Several local authorities in London have launched an investigation into a multi-million pound business model where a number of letting agents appear to have used legal loopholes to earn millions from the taxpayer.
The revelation is part of a Dispatches documentary, broadcast on Monday, which examined how private landlords are now the fastest growing provider housing for housing benefit tenants, receiving an estimated £9bn a year from the housing benefit budget.
Using Freedom of Information data from the country's 60 biggest councils, Dispatches revealed that more than 200 landlords and letting agents across the country have received £1,000,000 or more in housing benefit payments in the past three years.
Although many landlords provide good homes, reporter Antony Barnett discovered some vulnerable people being housed in poor and potentially dangerous accommodation whilst the landlord or letting agent is receiving large sums in housing benefit.

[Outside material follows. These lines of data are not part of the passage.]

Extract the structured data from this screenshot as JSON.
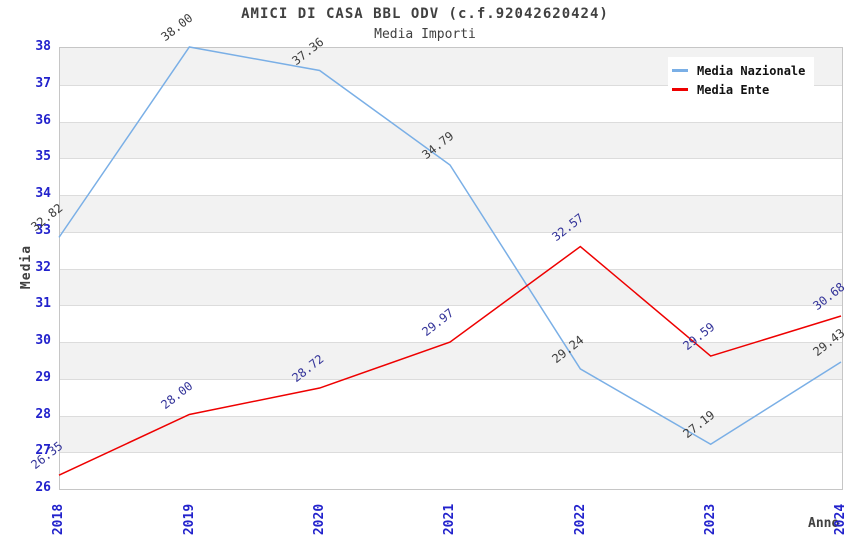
{
  "chart_data": {
    "type": "line",
    "title": "AMICI DI CASA BBL ODV (c.f.92042620424)",
    "subtitle": "Media Importi",
    "xlabel": "Anno",
    "ylabel": "Media",
    "categories": [
      "2018",
      "2019",
      "2020",
      "2021",
      "2022",
      "2023",
      "2024"
    ],
    "series": [
      {
        "name": "Media Nazionale",
        "color": "#7aafe6",
        "label_color": "#3d3d3d",
        "values": [
          32.82,
          38.0,
          37.36,
          34.79,
          29.24,
          27.19,
          29.43
        ]
      },
      {
        "name": "Media Ente",
        "color": "#ee0000",
        "label_color": "#333399",
        "values": [
          26.35,
          28.0,
          28.72,
          29.97,
          32.57,
          29.59,
          30.68
        ]
      }
    ],
    "ylim": [
      26,
      38
    ],
    "ytick_step": 1,
    "grid": "on",
    "gray_bands": "alternating horizontal bands on odd intervals (27-28, 29-30, ... 37-38)",
    "legend_position": "top-right",
    "colors": {
      "tick_label": "#2222cc",
      "title": "#404040",
      "band": "#f2f2f2",
      "gridline": "#dcdcdc",
      "axis_border": "#c6c6c6",
      "background": "#ffffff",
      "legend_text": "#111111"
    }
  }
}
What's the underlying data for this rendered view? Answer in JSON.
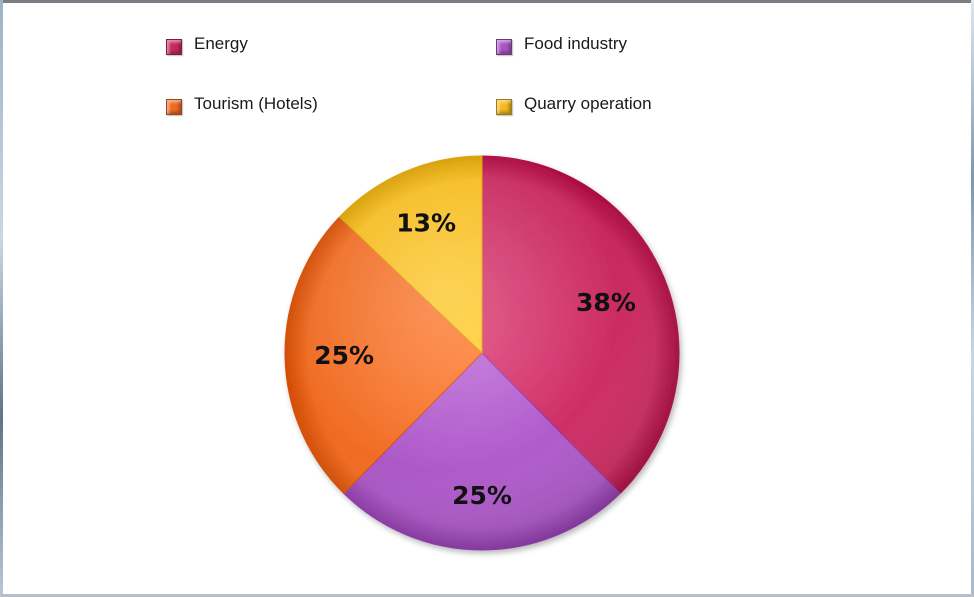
{
  "chart_data": {
    "type": "pie",
    "title": "",
    "slices": [
      {
        "name": "Energy",
        "value": 38,
        "label": "38%",
        "color": "#c8285f"
      },
      {
        "name": "Food industry",
        "value": 25,
        "label": "25%",
        "color": "#a955c4"
      },
      {
        "name": "Tourism (Hotels)",
        "value": 25,
        "label": "25%",
        "color": "#ef6a21"
      },
      {
        "name": "Quarry operation",
        "value": 13,
        "label": "13%",
        "color": "#f5bb1d"
      }
    ],
    "legend_placement": "top",
    "start_angle": "top",
    "direction": "clockwise"
  }
}
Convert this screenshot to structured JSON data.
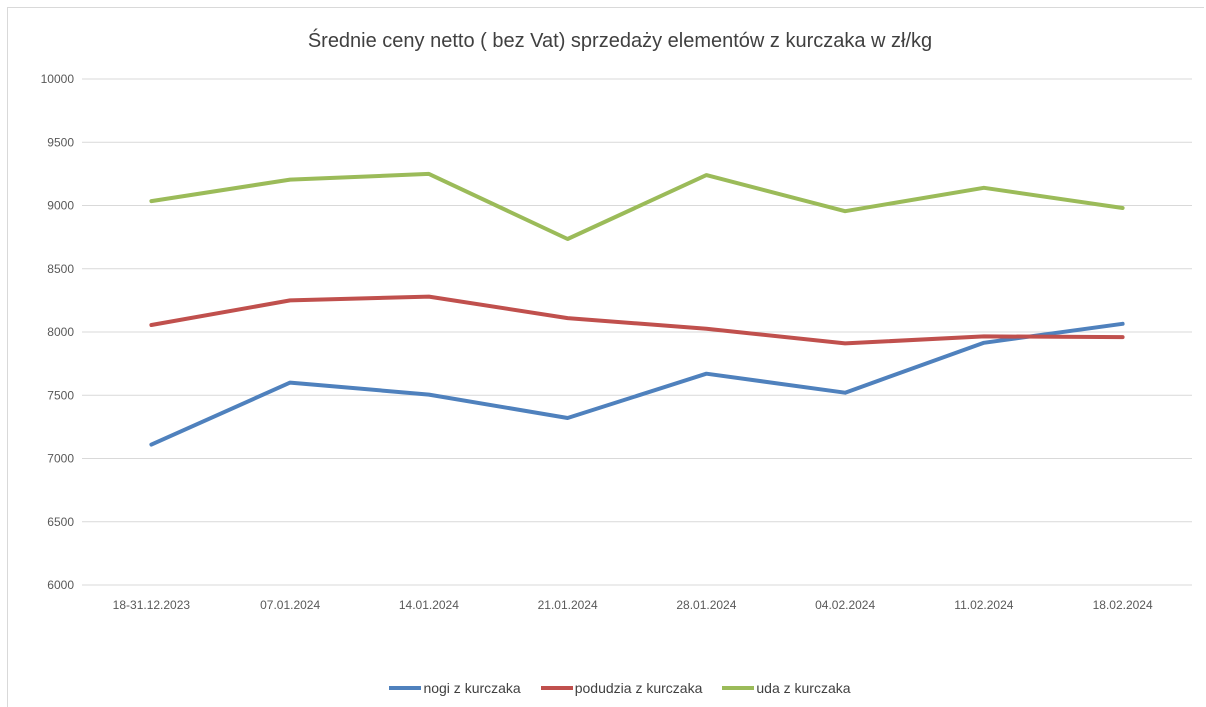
{
  "chart_data": {
    "type": "line",
    "title": "Średnie ceny netto ( bez Vat) sprzedaży elementów z kurczaka w zł/kg",
    "categories": [
      "18-31.12.2023",
      "07.01.2024",
      "14.01.2024",
      "21.01.2024",
      "28.01.2024",
      "04.02.2024",
      "11.02.2024",
      "18.02.2024"
    ],
    "series": [
      {
        "name": "nogi z kurczaka",
        "color": "#4f81bd",
        "values": [
          7110,
          7600,
          7505,
          7320,
          7670,
          7520,
          7915,
          8065
        ]
      },
      {
        "name": "podudzia z kurczaka",
        "color": "#c0504d",
        "values": [
          8055,
          8250,
          8280,
          8110,
          8025,
          7910,
          7965,
          7960
        ]
      },
      {
        "name": "uda z kurczaka",
        "color": "#9bbb59",
        "values": [
          9035,
          9205,
          9250,
          8735,
          9240,
          8955,
          9140,
          8980
        ]
      }
    ],
    "ylim": [
      6000,
      10000
    ],
    "yticks": [
      "6000",
      "6500",
      "7000",
      "7500",
      "8000",
      "8500",
      "9000",
      "9500",
      "10000"
    ],
    "grid": true,
    "legend": "bottom"
  }
}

Dispatches uncovered how a number of letting agents based in North London have used legal loopholes in the housing system to receive millions of pounds a year in housing benefit.

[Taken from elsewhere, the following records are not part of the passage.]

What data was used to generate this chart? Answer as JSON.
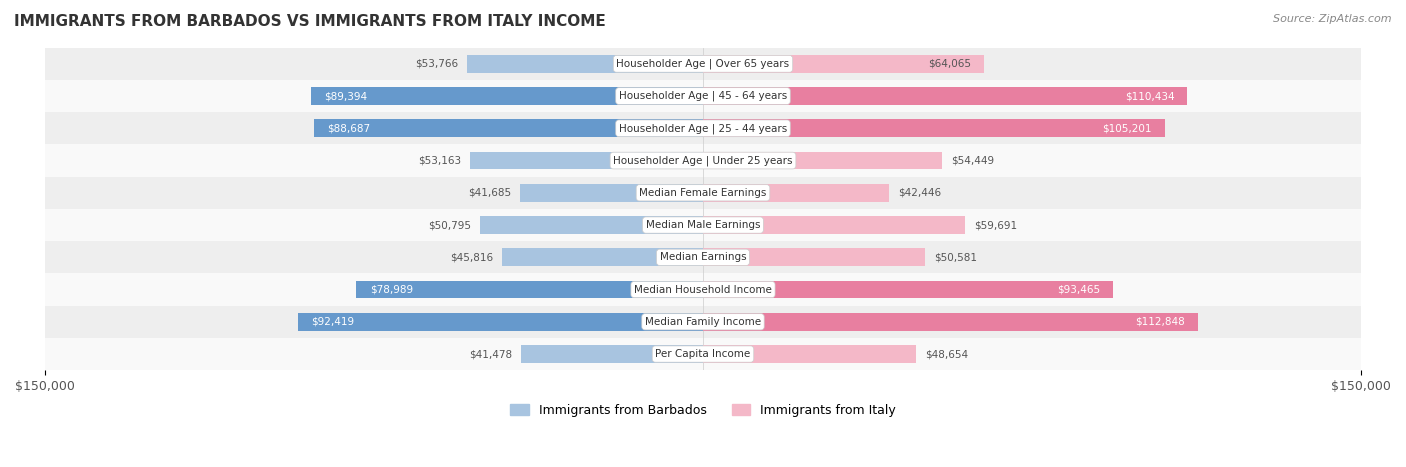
{
  "title": "IMMIGRANTS FROM BARBADOS VS IMMIGRANTS FROM ITALY INCOME",
  "source": "Source: ZipAtlas.com",
  "categories": [
    "Per Capita Income",
    "Median Family Income",
    "Median Household Income",
    "Median Earnings",
    "Median Male Earnings",
    "Median Female Earnings",
    "Householder Age | Under 25 years",
    "Householder Age | 25 - 44 years",
    "Householder Age | 45 - 64 years",
    "Householder Age | Over 65 years"
  ],
  "barbados_values": [
    41478,
    92419,
    78989,
    45816,
    50795,
    41685,
    53163,
    88687,
    89394,
    53766
  ],
  "italy_values": [
    48654,
    112848,
    93465,
    50581,
    59691,
    42446,
    54449,
    105201,
    110434,
    64065
  ],
  "max_val": 150000,
  "barbados_color_light": "#a8c4e0",
  "barbados_color_dark": "#6699cc",
  "italy_color_light": "#f4b8c8",
  "italy_color_dark": "#e87fa0",
  "label_color_dark": "#ffffff",
  "label_color_light": "#555555",
  "bar_height": 0.55,
  "background_color": "#f5f5f5",
  "row_bg_light": "#f9f9f9",
  "row_bg_dark": "#eeeeee",
  "legend_barbados": "Immigrants from Barbados",
  "legend_italy": "Immigrants from Italy",
  "threshold_white_label": 20000
}
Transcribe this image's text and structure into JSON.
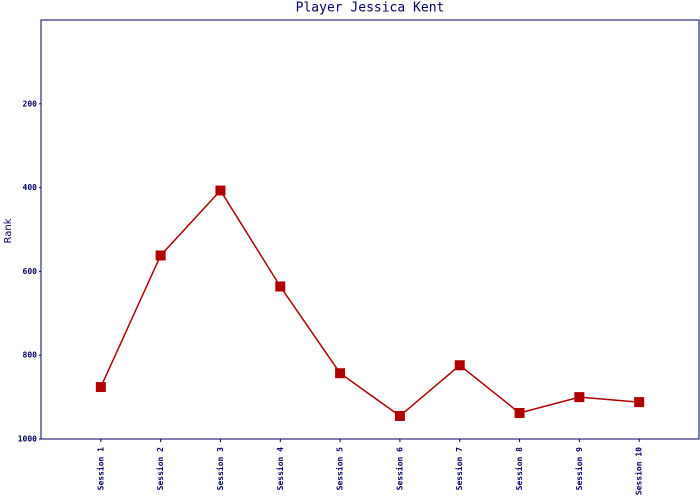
{
  "chart_data": {
    "type": "line",
    "title": "Player Jessica Kent",
    "y_label": "Rank",
    "categories": [
      "Session 1",
      "Session 2",
      "Session 3",
      "Session 4",
      "Session 5",
      "Session 6",
      "Session 7",
      "Session 8",
      "Session 9",
      "Session 10"
    ],
    "series": [
      {
        "name": "Rank",
        "color": "#b00000",
        "values": [
          876,
          562,
          407,
          636,
          843,
          945,
          824,
          938,
          900,
          912
        ]
      }
    ],
    "ylim": [
      1000,
      0
    ],
    "yticks": [
      200,
      400,
      600,
      800,
      1000
    ]
  }
}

The scheme involves converting hundreds of family houses into properties that comprise of multiple tiny units. Each of these units has a small shower room and basic cooking facilities. This means that they could be eligible for the higher rate of housing benefit, which can often be more than double the rate of a room in a fully-shared property.

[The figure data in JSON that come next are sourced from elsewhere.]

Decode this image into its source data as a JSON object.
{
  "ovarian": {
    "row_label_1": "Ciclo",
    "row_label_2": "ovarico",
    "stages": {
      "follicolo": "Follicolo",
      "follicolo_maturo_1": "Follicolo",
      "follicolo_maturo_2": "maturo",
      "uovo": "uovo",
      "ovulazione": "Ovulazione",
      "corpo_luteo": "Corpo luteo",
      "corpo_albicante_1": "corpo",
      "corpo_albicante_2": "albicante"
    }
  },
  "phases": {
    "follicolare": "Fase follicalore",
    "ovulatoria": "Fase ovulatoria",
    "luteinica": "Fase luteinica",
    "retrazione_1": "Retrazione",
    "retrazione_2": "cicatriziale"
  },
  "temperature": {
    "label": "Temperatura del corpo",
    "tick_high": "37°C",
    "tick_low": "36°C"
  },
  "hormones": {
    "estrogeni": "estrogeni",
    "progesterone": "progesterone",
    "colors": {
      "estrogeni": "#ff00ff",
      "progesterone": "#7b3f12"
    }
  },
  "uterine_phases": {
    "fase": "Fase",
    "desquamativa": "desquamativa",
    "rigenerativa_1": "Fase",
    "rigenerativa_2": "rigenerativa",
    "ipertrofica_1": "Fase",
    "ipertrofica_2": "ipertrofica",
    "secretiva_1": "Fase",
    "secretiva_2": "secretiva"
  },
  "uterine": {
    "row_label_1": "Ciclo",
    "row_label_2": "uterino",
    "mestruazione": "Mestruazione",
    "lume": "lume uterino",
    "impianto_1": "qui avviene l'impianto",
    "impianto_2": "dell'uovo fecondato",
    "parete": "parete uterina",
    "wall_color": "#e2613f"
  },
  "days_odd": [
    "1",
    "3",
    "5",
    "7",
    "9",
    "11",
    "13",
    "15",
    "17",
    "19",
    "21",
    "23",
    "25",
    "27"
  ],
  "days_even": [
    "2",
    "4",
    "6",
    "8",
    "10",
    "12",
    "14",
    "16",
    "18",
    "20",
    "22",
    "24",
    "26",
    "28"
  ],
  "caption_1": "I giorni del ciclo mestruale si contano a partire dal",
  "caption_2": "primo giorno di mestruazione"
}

Dispatches examined two properties in Brent and discover that one letting agent is collecting nearly £70,000 per year and another nearly £80,000 per year in housing benefit. One of the letting agents is believed to have almost 100 of these properties across the capital and has earned at least £2m in housing benefit over the past three years.
In addition to these funds, in attempt to alleviate the housing crisis, local councils are offering private landlords and letting agents financial incentives to rent their properties out to tenants on housing benefits. A letting agent Dispatches secretly filmed receives approximately £800 to1000 per tenant as an enticement from local authorities to secure rooms for housing benefit tenants.
Dr Victoria Cooper, lecturer in Social Policy at the Open University told Dispatches that “approximately 40% of the housing benefit budget is spent on the private rented sector. What we're seeing is a redistribution of wealth and while public funds were previously spent within social housing and then used to reinvest to expand that social housing, this is no longer the case. With the private rented sector the money isn't redistributed and it simply goes into the pockets of private landlords.”
A group of London councils including Greenwich, Hackney, Haringey, Lambeth, Lewisham and Southwark have become increasingly concerned by this model and have received funds from central government to investigate further. The consortium tagged as the “London Lockdown” project plan to inspect 1500 letting units that attract more than £15m a year in housing benefit.
The Association of London Environmental Health Managers which is co-ordinating the investigation believe this is just a “small proportion of the total number” across the country in what it describes as a “rapidly expanding business model”.
Lawyers acting for the agents told Dispatches: “Our companies manage a number of properties in London and across the UK. Each one is subject to the regulation of the appropriate local council, is inspected by them and subjected to independent certification generally. We have an excellent working relationship with each council. They said they refute all the allegations and would 'continue to work with local authorities to provide much needed accommodation.”